There’s a great deal I like about this photograph.

The inorganic lighting is reminiscent of Maxime Imbert; except Imbert tends to goose things for stylistic affect whereas Green underscores style with substance.

The Rules of Color Theory ™ instruct: red advances; blue recedes–although there’s not a lot of blue here, there is a mess of red, a pretty decent amount of yellow and then some green to blue tinged hues in the shadow behind and below Mailin’s right shoulder/arm.

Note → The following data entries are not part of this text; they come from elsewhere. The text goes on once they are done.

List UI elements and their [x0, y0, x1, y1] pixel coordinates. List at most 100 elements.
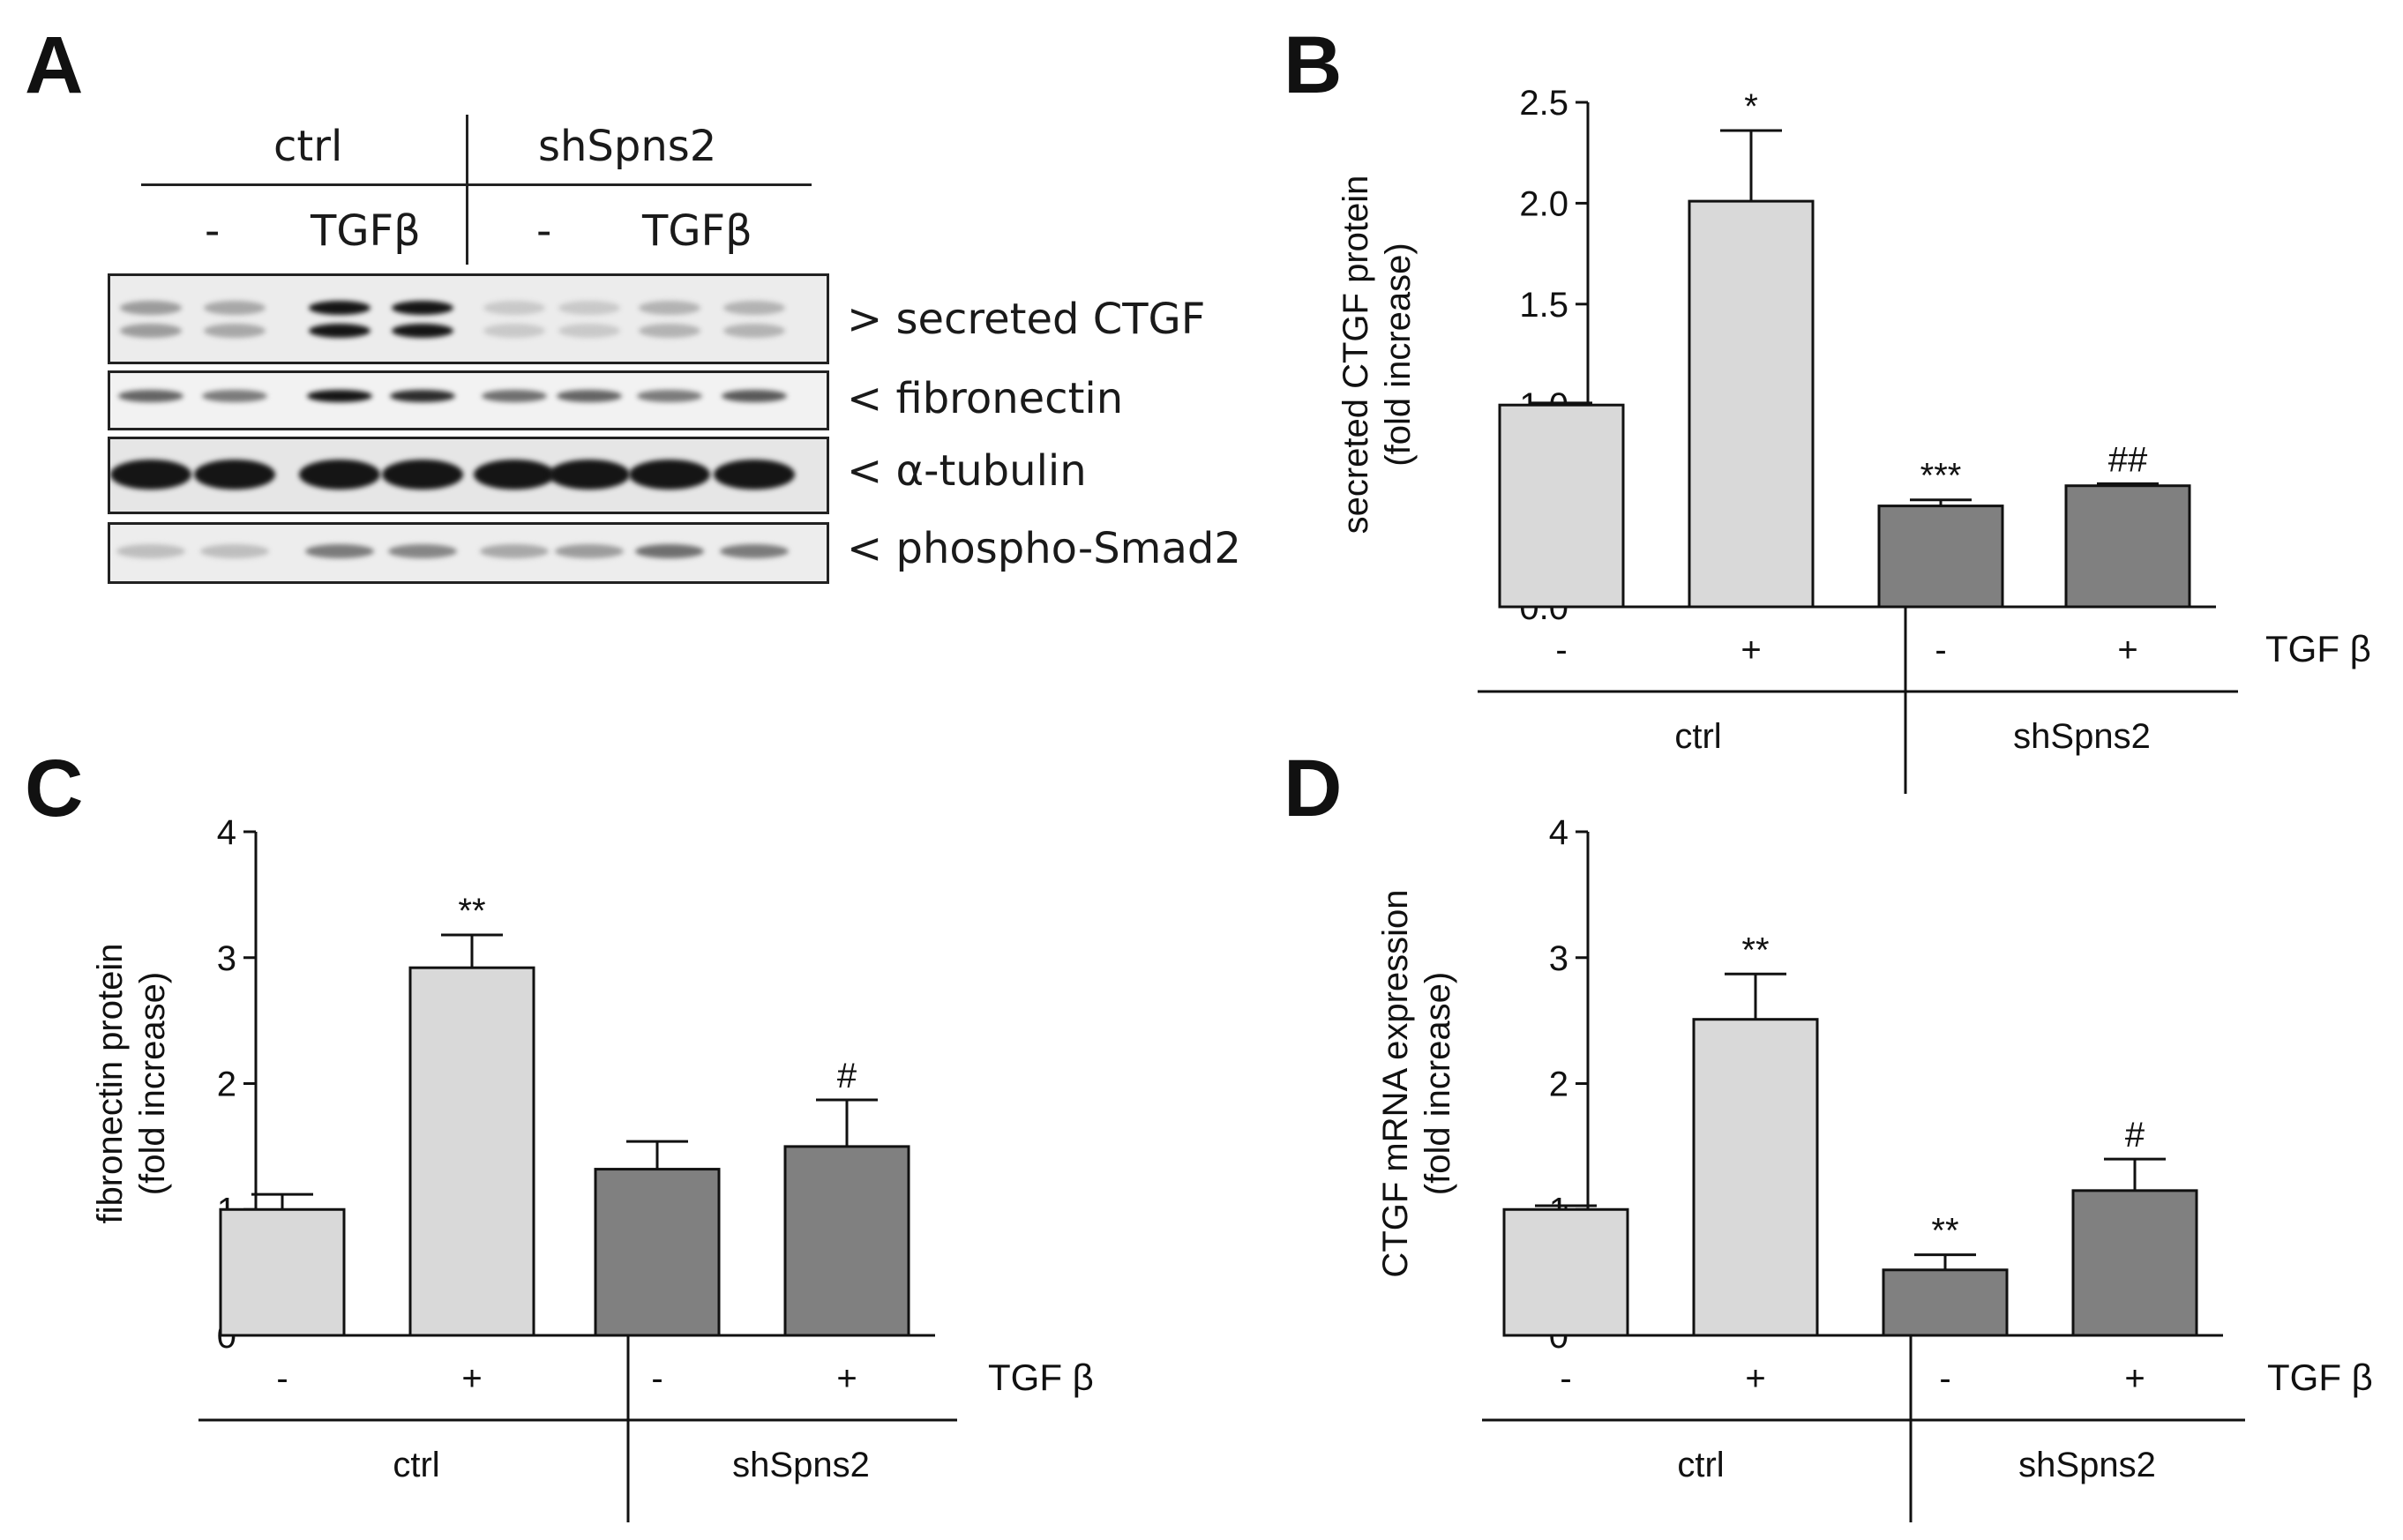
group-label-ctrl: ctrl: [1674, 717, 1721, 756]
wb-group-ctrl: ctrl: [273, 122, 343, 171]
bar: [408, 966, 535, 1337]
bar: [1498, 403, 1625, 609]
wb-treatment-2: TGFβ: [311, 206, 421, 256]
bar: [1882, 1268, 2009, 1337]
blot-label-alpha-tubulin: < α-tubulin: [847, 446, 1087, 496]
band: [204, 301, 266, 315]
bar: [1688, 199, 1815, 609]
panel-label-a: A: [25, 20, 84, 110]
band: [392, 301, 453, 315]
band: [110, 460, 191, 490]
y-tick-label: 1.5: [1519, 286, 1568, 325]
significance-label: ##: [2108, 440, 2148, 479]
wb-group-shspns2: shSpns2: [538, 122, 717, 171]
group-label-ctrl: ctrl: [393, 1446, 439, 1484]
band: [309, 324, 371, 338]
significance-label: #: [837, 1057, 857, 1095]
band: [549, 460, 630, 490]
bar: [219, 1207, 346, 1337]
x-category-label: +: [461, 1359, 482, 1398]
band: [555, 544, 624, 558]
x-category-label: +: [2117, 631, 2137, 669]
blot-secreted-ctgf: [108, 273, 829, 364]
panel-label-d: D: [1284, 744, 1343, 834]
group-label-shspns2: shSpns2: [2013, 717, 2151, 756]
band: [120, 301, 182, 315]
x-axis-title: TGF β: [988, 1357, 1094, 1398]
blot-label-secreted-ctgf: > secreted CTGF: [847, 295, 1206, 344]
band: [639, 324, 700, 338]
blot-fibronectin: [108, 370, 829, 430]
band: [558, 301, 620, 315]
band: [120, 324, 182, 338]
band: [714, 460, 795, 490]
y-tick-label: 3: [1549, 939, 1568, 978]
group-label-shspns2: shSpns2: [732, 1446, 870, 1484]
band: [116, 544, 185, 558]
bar: [1877, 505, 2004, 609]
band: [629, 460, 710, 490]
blot-alpha-tubulin: [108, 437, 829, 514]
band: [390, 390, 455, 402]
wb-group-underline: [141, 183, 812, 186]
significance-label: **: [1931, 1212, 1958, 1251]
blot-label-fibronectin: < fibronectin: [847, 374, 1124, 423]
wb-group-divider: [466, 115, 468, 265]
band: [637, 390, 702, 402]
x-category-label: -: [1935, 631, 1946, 669]
bar: [1692, 1018, 1819, 1337]
band: [558, 324, 620, 338]
y-axis-label: secreted CTGF protein: [1336, 176, 1375, 535]
x-category-label: -: [651, 1359, 663, 1398]
y-tick-label: 2: [217, 1065, 236, 1104]
y-tick-label: 4: [217, 813, 236, 852]
band: [307, 390, 372, 402]
x-axis-title: TGF β: [2267, 1357, 2373, 1398]
y-tick-label: 4: [1549, 813, 1568, 852]
panel-label-c: C: [25, 744, 84, 834]
x-category-label: -: [1939, 1359, 1950, 1398]
x-category-label: -: [276, 1359, 288, 1398]
y-tick-label: 2: [1549, 1065, 1568, 1104]
band: [722, 390, 787, 402]
wb-treatment-3: -: [536, 206, 552, 256]
band: [483, 324, 545, 338]
band: [194, 460, 275, 490]
x-category-label: -: [1560, 1359, 1571, 1398]
y-tick-label: 3: [217, 939, 236, 978]
group-label-shspns2: shSpns2: [2018, 1446, 2156, 1484]
y-axis-label-secondary: (fold increase): [1419, 972, 1457, 1195]
bar: [783, 1145, 910, 1337]
y-axis-label-secondary: (fold increase): [1379, 243, 1418, 466]
wb-treatment-1: -: [205, 206, 221, 256]
wb-treatment-4: TGFβ: [642, 206, 752, 256]
band: [382, 460, 463, 490]
x-category-label: +: [2124, 1359, 2145, 1398]
significance-label: **: [458, 892, 485, 931]
y-tick-label: 2.5: [1519, 84, 1568, 123]
x-axis-title: TGF β: [2265, 628, 2371, 669]
group-label-ctrl: ctrl: [1677, 1446, 1724, 1484]
bar: [2064, 484, 2191, 609]
significance-label: *: [1744, 87, 1758, 126]
x-category-label: +: [836, 1359, 857, 1398]
bar: [594, 1168, 721, 1337]
band: [482, 390, 547, 402]
band: [202, 390, 267, 402]
y-axis-label: fibronectin protein: [91, 944, 130, 1224]
significance-label: ***: [1920, 457, 1962, 496]
blot-phospho-smad2: [108, 522, 829, 584]
band: [720, 544, 789, 558]
band: [474, 460, 555, 490]
y-axis-label-secondary: (fold increase): [133, 972, 172, 1195]
band: [388, 544, 457, 558]
panel-label-b: B: [1284, 20, 1343, 110]
x-category-label: -: [1555, 631, 1567, 669]
band: [305, 544, 374, 558]
x-category-label: +: [1745, 1359, 1765, 1398]
band: [204, 324, 266, 338]
significance-label: #: [2125, 1116, 2145, 1155]
band: [557, 390, 622, 402]
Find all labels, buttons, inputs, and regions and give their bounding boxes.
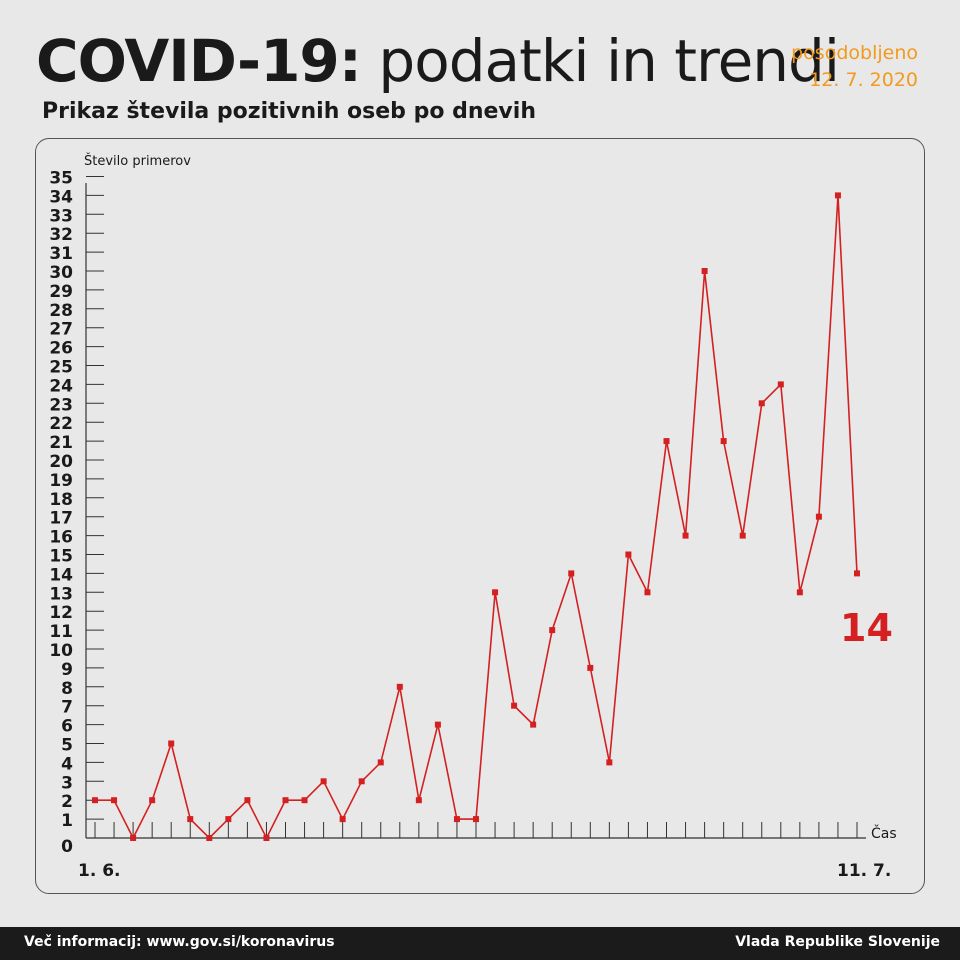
y-tick-label: 20	[49, 452, 73, 472]
page-title: COVID-19: podatki in trendi	[36, 26, 840, 96]
title-bold: COVID-19:	[36, 27, 362, 95]
data-point	[815, 513, 822, 520]
y-tick-label: 14	[49, 565, 73, 585]
data-point	[206, 835, 213, 841]
data-point	[549, 627, 556, 634]
data-point	[530, 721, 537, 728]
data-point	[663, 438, 670, 445]
data-point	[149, 797, 156, 804]
y-tick-label: 2	[61, 792, 73, 812]
data-point	[739, 532, 746, 539]
y-tick-label: 35	[49, 169, 73, 189]
y-tick-label: 31	[49, 244, 73, 264]
data-point	[473, 816, 479, 823]
y-tick-label: 26	[49, 339, 73, 359]
data-point	[701, 268, 708, 274]
y-tick-label: 33	[49, 206, 73, 226]
y-tick-label: 7	[61, 698, 73, 718]
data-point	[396, 683, 403, 690]
y-tick-label: 21	[49, 433, 73, 453]
y-tick-label: 11	[49, 622, 73, 642]
y-tick-label: 3	[61, 773, 73, 793]
data-point	[415, 797, 422, 804]
y-tick-label: 15	[49, 547, 73, 567]
data-point	[339, 816, 346, 823]
y-tick-label: 24	[49, 376, 73, 396]
footer: Več informacij: www.gov.si/koronavirus V…	[0, 927, 960, 960]
data-point	[606, 759, 613, 766]
y-tick-label: 18	[49, 490, 73, 510]
data-point	[492, 589, 499, 596]
y-tick-label: 9	[61, 660, 73, 680]
data-point	[777, 381, 784, 388]
data-point	[225, 816, 232, 823]
data-point	[301, 797, 308, 804]
chart-panel	[35, 138, 925, 894]
data-point	[587, 664, 594, 671]
data-point	[168, 740, 175, 747]
data-point	[130, 835, 137, 841]
y-axis-label: Število primerov	[84, 153, 191, 169]
y-tick-label: 29	[49, 282, 73, 302]
y-tick-label: 1	[61, 811, 73, 831]
chart-subtitle: Prikaz števila pozitivnih oseb po dnevih	[42, 99, 536, 124]
y-tick-label: 27	[49, 320, 73, 340]
y-tick-label: 6	[61, 717, 73, 737]
x-start-label: 1. 6.	[78, 861, 121, 881]
y-tick-label: 30	[49, 263, 73, 283]
y-tick-label: 32	[49, 225, 73, 245]
y-tick-label: 19	[49, 471, 73, 491]
y-tick-label: 23	[49, 395, 73, 415]
data-point	[625, 551, 632, 558]
data-point	[796, 589, 803, 596]
data-point	[111, 797, 118, 804]
x-end-label: 11. 7.	[837, 861, 891, 881]
data-point	[682, 532, 689, 539]
y-tick-label: 12	[49, 603, 73, 623]
y-tick-label: 13	[49, 584, 73, 604]
last-value-label: 14	[840, 606, 893, 650]
data-point	[187, 816, 194, 823]
data-point	[377, 759, 384, 766]
data-point	[282, 797, 289, 804]
footer-government: Vlada Republike Slovenije	[735, 934, 940, 950]
x-axis-label: Čas	[871, 824, 897, 842]
y-tick-label: 17	[49, 509, 73, 529]
y-tick-label: 5	[61, 736, 73, 756]
data-point	[854, 570, 860, 577]
title-light: podatki in trendi	[378, 27, 840, 95]
y-tick-label: 8	[61, 679, 73, 699]
data-point	[358, 778, 365, 785]
y-tick-label: 0	[61, 837, 73, 857]
updated-label: posodobljeno	[791, 42, 918, 64]
data-point	[263, 835, 270, 841]
update-info: posodobljeno 12. 7. 2020	[791, 40, 918, 94]
data-point	[511, 702, 518, 709]
updated-date: 12. 7. 2020	[809, 69, 918, 91]
data-point	[758, 400, 765, 407]
data-point	[720, 438, 727, 445]
y-tick-label: 28	[49, 301, 73, 321]
y-tick-label: 10	[49, 641, 73, 661]
y-tick-label: 16	[49, 528, 73, 548]
data-point	[92, 797, 98, 804]
y-tick-label: 34	[49, 187, 73, 207]
footer-more-info: Več informacij: www.gov.si/koronavirus	[24, 934, 335, 950]
y-tick-label: 25	[49, 358, 73, 378]
data-point	[568, 570, 575, 577]
y-tick-label: 22	[49, 414, 73, 434]
data-point	[453, 816, 460, 823]
series-line	[95, 195, 858, 840]
data-point	[644, 589, 651, 596]
data-point	[244, 797, 251, 804]
y-tick-label: 4	[61, 754, 73, 774]
data-point	[434, 721, 441, 728]
data-point	[320, 778, 327, 785]
data-point	[834, 192, 841, 199]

The overall perspective is roughly Platon-esque. But whereas Platon uses scale to impose dimensionality (whatever is closer appears bigger than what is further away), this uses color to accomplish a similar mission. Mailin is leaning forward slightly, in a very shallow depth of field. The red pulls her face forward, the yellow on her right shoulder and upper arm gives a solid sense of a mid-ground (and also balances the her blond hair) and the darker colors give the illusion of more space than their really is here.

Interestingly, the positioning of the different colored sources of illumination are such that Mailin is casting multiple shadows. The blue green shadow is cast closest to her right side, then there’s a red shadow and then the yellow shadow–the line of her shoulder separating yellow from green-blue. (Actually the way the shadow appears in relationship to the wall it’s falling upon reminds me more than a little of Laura Pannack’s recent project on what Brexit means for love.)

The other thing I really like about this is the balance between positive space and negative space and how it relates to scale and dimensionality.

(I’m also weirdly interested in the water/oil slick looking mark in the upper left corner–is that on the negative or a mark on the wall. Either way it’s cool AF.)